8.11.2011

An open letter to the movie going public

I consider myself a Die Hard movie patron, I hope you are Die Hard 2, and I have noticed a Clear and Present Danger in the movie viewing experience.

There seems to be no Sense and Sensibility to the thought processes of my fellow movie goers and the theaters themselves. I have been to the movies in the last month almost as many times as I’ve been to class and I have noticed a general lack of common sense and civility. 

First of all I paid My Left Foot just to get in the door and For a Few Dollars More I might be able to eat.
This is another issue I have with going to the movies.  Price of concessions has gone From Here to Eternity.  An article on CNNMoney.com states that “A medium bag of popcorn costs just 60 cents to make but retails for $6, a whopping 900% markup.” I’m not Clueless, I know the movie biz is all about money, but apparently The Color of Money is “movie theater butter yellow”.

The second most offensive thing that can occur during a night out at the movies, besides paying for popcorn, is hearing the conversations of people during the movie itself. When I do go to the movies it is with The Usual Suspects-my best friends, and in our youthful exuberance we will on occasion talk during a movie.  We are aware of the people around us and never speak above a whisper aimed at an ear.  This sentiment has not passed on.

I have had to ask several people in the last few weeks to “please be quiet”. I hate doing this and I shouldn’t have to.
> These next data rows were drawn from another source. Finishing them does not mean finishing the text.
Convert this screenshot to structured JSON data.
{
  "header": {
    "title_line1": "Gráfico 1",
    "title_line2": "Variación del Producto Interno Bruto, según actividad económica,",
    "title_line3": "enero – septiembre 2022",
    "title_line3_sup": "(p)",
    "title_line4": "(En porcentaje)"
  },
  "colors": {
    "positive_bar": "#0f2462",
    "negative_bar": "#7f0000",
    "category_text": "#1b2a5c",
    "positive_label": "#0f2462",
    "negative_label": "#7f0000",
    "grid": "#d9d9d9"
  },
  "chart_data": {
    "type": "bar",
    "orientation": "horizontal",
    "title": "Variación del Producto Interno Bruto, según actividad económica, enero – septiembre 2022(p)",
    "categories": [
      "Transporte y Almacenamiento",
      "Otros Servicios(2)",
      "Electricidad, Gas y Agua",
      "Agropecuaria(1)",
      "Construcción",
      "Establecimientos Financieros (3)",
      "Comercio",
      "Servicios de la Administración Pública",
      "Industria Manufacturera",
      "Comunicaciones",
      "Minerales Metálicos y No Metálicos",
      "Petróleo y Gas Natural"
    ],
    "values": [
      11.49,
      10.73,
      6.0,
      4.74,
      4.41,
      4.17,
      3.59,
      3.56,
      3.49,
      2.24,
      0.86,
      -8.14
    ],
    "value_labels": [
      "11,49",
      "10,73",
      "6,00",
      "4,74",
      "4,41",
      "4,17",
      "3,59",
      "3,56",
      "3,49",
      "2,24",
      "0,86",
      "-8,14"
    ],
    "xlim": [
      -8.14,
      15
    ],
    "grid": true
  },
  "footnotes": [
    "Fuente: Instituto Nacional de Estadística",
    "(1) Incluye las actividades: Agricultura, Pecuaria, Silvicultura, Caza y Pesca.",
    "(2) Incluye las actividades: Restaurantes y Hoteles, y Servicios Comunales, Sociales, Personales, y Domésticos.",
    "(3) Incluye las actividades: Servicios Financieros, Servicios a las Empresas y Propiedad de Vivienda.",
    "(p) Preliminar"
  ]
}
You should know to keep your Jaws shut when in a movie theater.  We already have to deal with the White Noise of the popcorn bag and candy wrappers please don’t add your voice to the mix.
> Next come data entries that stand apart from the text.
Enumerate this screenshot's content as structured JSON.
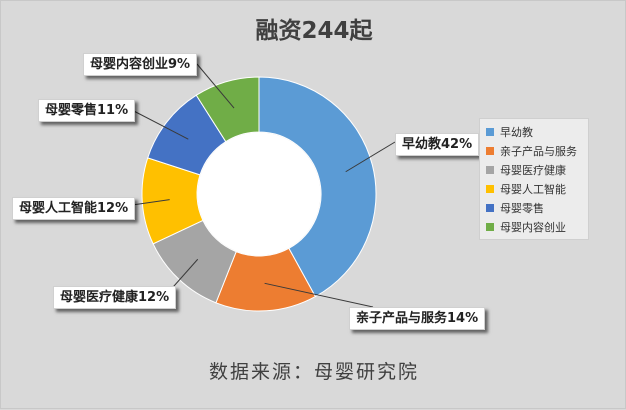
{
  "chart_data": {
    "type": "pie",
    "title": "融资244起",
    "source": "数据来源：母婴研究院",
    "donut": true,
    "legend_position": "right",
    "slices": [
      {
        "name": "早幼教",
        "value": 42,
        "label": "早幼教42%",
        "color": "#5b9bd5"
      },
      {
        "name": "亲子产品与服务",
        "value": 14,
        "label": "亲子产品与服务14%",
        "color": "#ed7d31"
      },
      {
        "name": "母婴医疗健康",
        "value": 12,
        "label": "母婴医疗健康12%",
        "color": "#a5a5a5"
      },
      {
        "name": "母婴人工智能",
        "value": 12,
        "label": "母婴人工智能12%",
        "color": "#ffc000"
      },
      {
        "name": "母婴零售",
        "value": 11,
        "label": "母婴零售11%",
        "color": "#4472c4"
      },
      {
        "name": "母婴内容创业",
        "value": 9,
        "label": "母婴内容创业9%",
        "color": "#70ad47"
      }
    ]
  }
}
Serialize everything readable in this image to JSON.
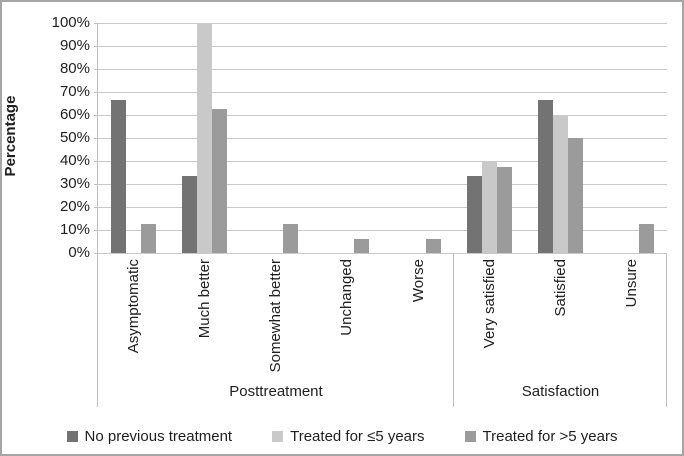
{
  "chart_data": {
    "type": "bar",
    "title": "",
    "xlabel": "",
    "ylabel": "Percentage",
    "ylim": [
      0,
      100
    ],
    "ytick_step": 10,
    "ytick_labels": [
      "0%",
      "10%",
      "20%",
      "30%",
      "40%",
      "50%",
      "60%",
      "70%",
      "80%",
      "90%",
      "100%"
    ],
    "grid": "horizontal",
    "legend_position": "bottom",
    "groups": [
      {
        "label": "Posttreatment",
        "categories": [
          "Asymptomatic",
          "Much better",
          "Somewhat better",
          "Unchanged",
          "Worse"
        ]
      },
      {
        "label": "Satisfaction",
        "categories": [
          "Very satisfied",
          "Satisfied",
          "Unsure"
        ]
      }
    ],
    "categories": [
      "Asymptomatic",
      "Much better",
      "Somewhat better",
      "Unchanged",
      "Worse",
      "Very satisfied",
      "Satisfied",
      "Unsure"
    ],
    "series": [
      {
        "name": "No previous treatment",
        "color": "#737373",
        "values": [
          66.7,
          33.3,
          0,
          0,
          0,
          33.3,
          66.7,
          0
        ]
      },
      {
        "name": "Treated for ≤5 years",
        "color": "#c9c9c9",
        "values": [
          0,
          100,
          0,
          0,
          0,
          40,
          60,
          0
        ]
      },
      {
        "name": "Treated for >5 years",
        "color": "#9b9b9b",
        "values": [
          12.5,
          62.5,
          12.5,
          6.25,
          6.25,
          37.5,
          50,
          12.5
        ]
      }
    ]
  }
}
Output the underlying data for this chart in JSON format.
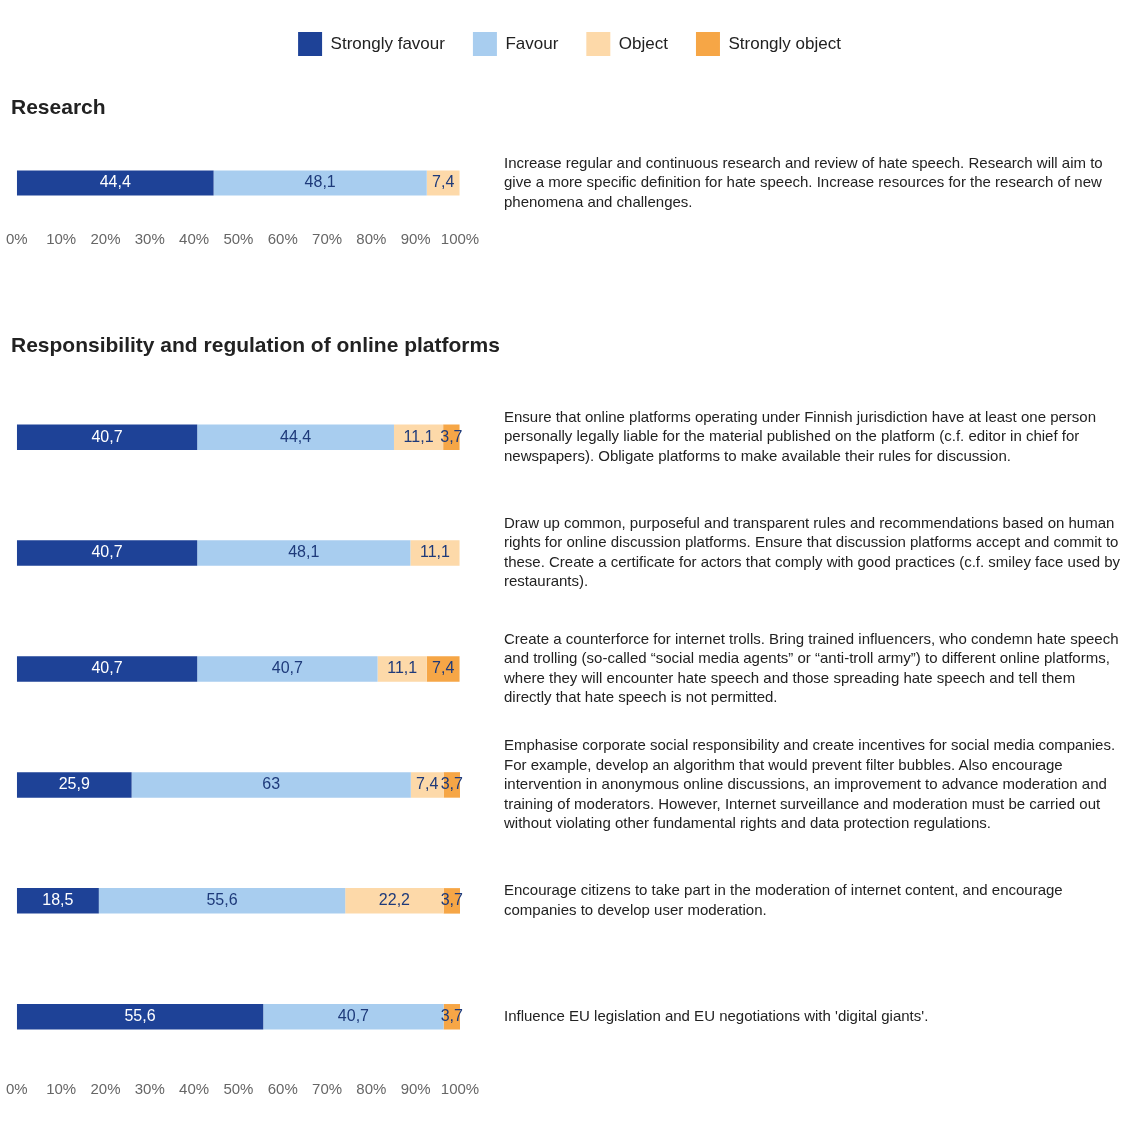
{
  "chart_data": [
    {
      "type": "bar",
      "orientation": "horizontal",
      "stacked": true,
      "title": "Research",
      "legend": "top",
      "xlim": [
        0,
        100
      ],
      "xticks": [
        {
          "value": 0,
          "label": "0%"
        },
        {
          "value": 10,
          "label": "10%"
        },
        {
          "value": 20,
          "label": "20%"
        },
        {
          "value": 30,
          "label": "30%"
        },
        {
          "value": 40,
          "label": "40%"
        },
        {
          "value": 50,
          "label": "50%"
        },
        {
          "value": 60,
          "label": "60%"
        },
        {
          "value": 70,
          "label": "70%"
        },
        {
          "value": 80,
          "label": "80%"
        },
        {
          "value": 90,
          "label": "90%"
        },
        {
          "value": 100,
          "label": "100%"
        }
      ],
      "categories": [
        "Increase regular and continuous research and review of hate speech. Research will aim to give a more specific definition for hate speech. Increase resources for the research of new phenomena and challenges."
      ],
      "series": [
        {
          "name": "Strongly favour",
          "color": "#1e4297",
          "values": [
            44.4
          ],
          "value_labels": [
            "44,4"
          ]
        },
        {
          "name": "Favour",
          "color": "#a8cdef",
          "values": [
            48.1
          ],
          "value_labels": [
            "48,1"
          ]
        },
        {
          "name": "Object",
          "color": "#fdd9a9",
          "values": [
            7.4
          ],
          "value_labels": [
            "7,4"
          ]
        },
        {
          "name": "Strongly object",
          "color": "#f6a646",
          "values": [
            null
          ],
          "value_labels": [
            null
          ]
        }
      ]
    },
    {
      "type": "bar",
      "orientation": "horizontal",
      "stacked": true,
      "title": "Responsibility and regulation of online platforms",
      "xlim": [
        0,
        100
      ],
      "xticks": [
        {
          "value": 0,
          "label": "0%"
        },
        {
          "value": 10,
          "label": "10%"
        },
        {
          "value": 20,
          "label": "20%"
        },
        {
          "value": 30,
          "label": "30%"
        },
        {
          "value": 40,
          "label": "40%"
        },
        {
          "value": 50,
          "label": "50%"
        },
        {
          "value": 60,
          "label": "60%"
        },
        {
          "value": 70,
          "label": "70%"
        },
        {
          "value": 80,
          "label": "80%"
        },
        {
          "value": 90,
          "label": "90%"
        },
        {
          "value": 100,
          "label": "100%"
        }
      ],
      "categories": [
        "Ensure that online platforms operating under Finnish jurisdiction have at least one person personally legally liable for the material published on the platform (c.f. editor in chief for newspapers). Obligate platforms to make available their rules for discussion.",
        "Draw up common, purposeful and transparent rules and recommendations based on human rights for online discussion platforms. Ensure that discussion platforms accept and commit to these. Create a certificate for actors that comply with good practices (c.f. smiley face used by restaurants).",
        "Create a counterforce for internet trolls. Bring trained influencers, who condemn hate speech and trolling (so-called “social media agents” or “anti-troll army”) to different online platforms, where they will encounter hate speech and those spreading hate speech and tell them directly that hate speech is not permitted.",
        "Emphasise corporate social responsibility and create incentives for social media companies. For example, develop an algorithm that would prevent filter bubbles. Also encourage intervention in anonymous online discussions, an improvement to advance moderation and training of moderators. However, Internet surveillance and moderation must be carried out without violating other fundamental rights and data protection regulations.",
        "Encourage citizens to take part in the moderation of internet content, and encourage companies to develop user moderation.",
        "Influence EU legislation and EU negotiations with 'digital giants'."
      ],
      "series": [
        {
          "color": "#1e4297",
          "values": [
            40.7,
            40.7,
            40.7,
            25.9,
            18.5,
            55.6
          ],
          "value_labels": [
            "40,7",
            "40,7",
            "40,7",
            "25,9",
            "18,5",
            "55,6"
          ]
        },
        {
          "color": "#a8cdef",
          "values": [
            44.4,
            48.1,
            40.7,
            63,
            55.6,
            40.7
          ],
          "value_labels": [
            "44,4",
            "48,1",
            "40,7",
            "63",
            "55,6",
            "40,7"
          ]
        },
        {
          "color": "#fdd9a9",
          "values": [
            11.1,
            11.1,
            11.1,
            7.4,
            22.2,
            null
          ],
          "value_labels": [
            "11,1",
            "11,1",
            "11,1",
            "7,4",
            "22,2",
            null
          ]
        },
        {
          "color": "#f6a646",
          "values": [
            3.7,
            null,
            7.4,
            3.7,
            3.7,
            3.7
          ],
          "value_labels": [
            "3,7",
            null,
            "7,4",
            "3,7",
            "3,7",
            "3,7"
          ]
        }
      ]
    }
  ]
}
I try to go to The Last Picture Show which is usually after midnight. I do this in hopes that there will be less people and definitely no babies. I am often wrong especially on the latter. Parents: if you can’t get a babysitter you don’t go out-period. The last thing I want to deal with at the 12:25am showing of action blockbuster “X” is the incessant cooing or crying of Rosemary’s Baby

Also, Dirty Harry, if you are going to the movies and are going to sit next to me please wear deodorant.
I write this because I want my movie going experience, as well as yours, to be A Night to Remember not because of the Inglorious Basterds who keep txting and talking in the movie but because the film itself is The Greatest Show on Earth. I would like to see the return of ushers to keep the peace so that my friends and I don’t have to become The Warriors.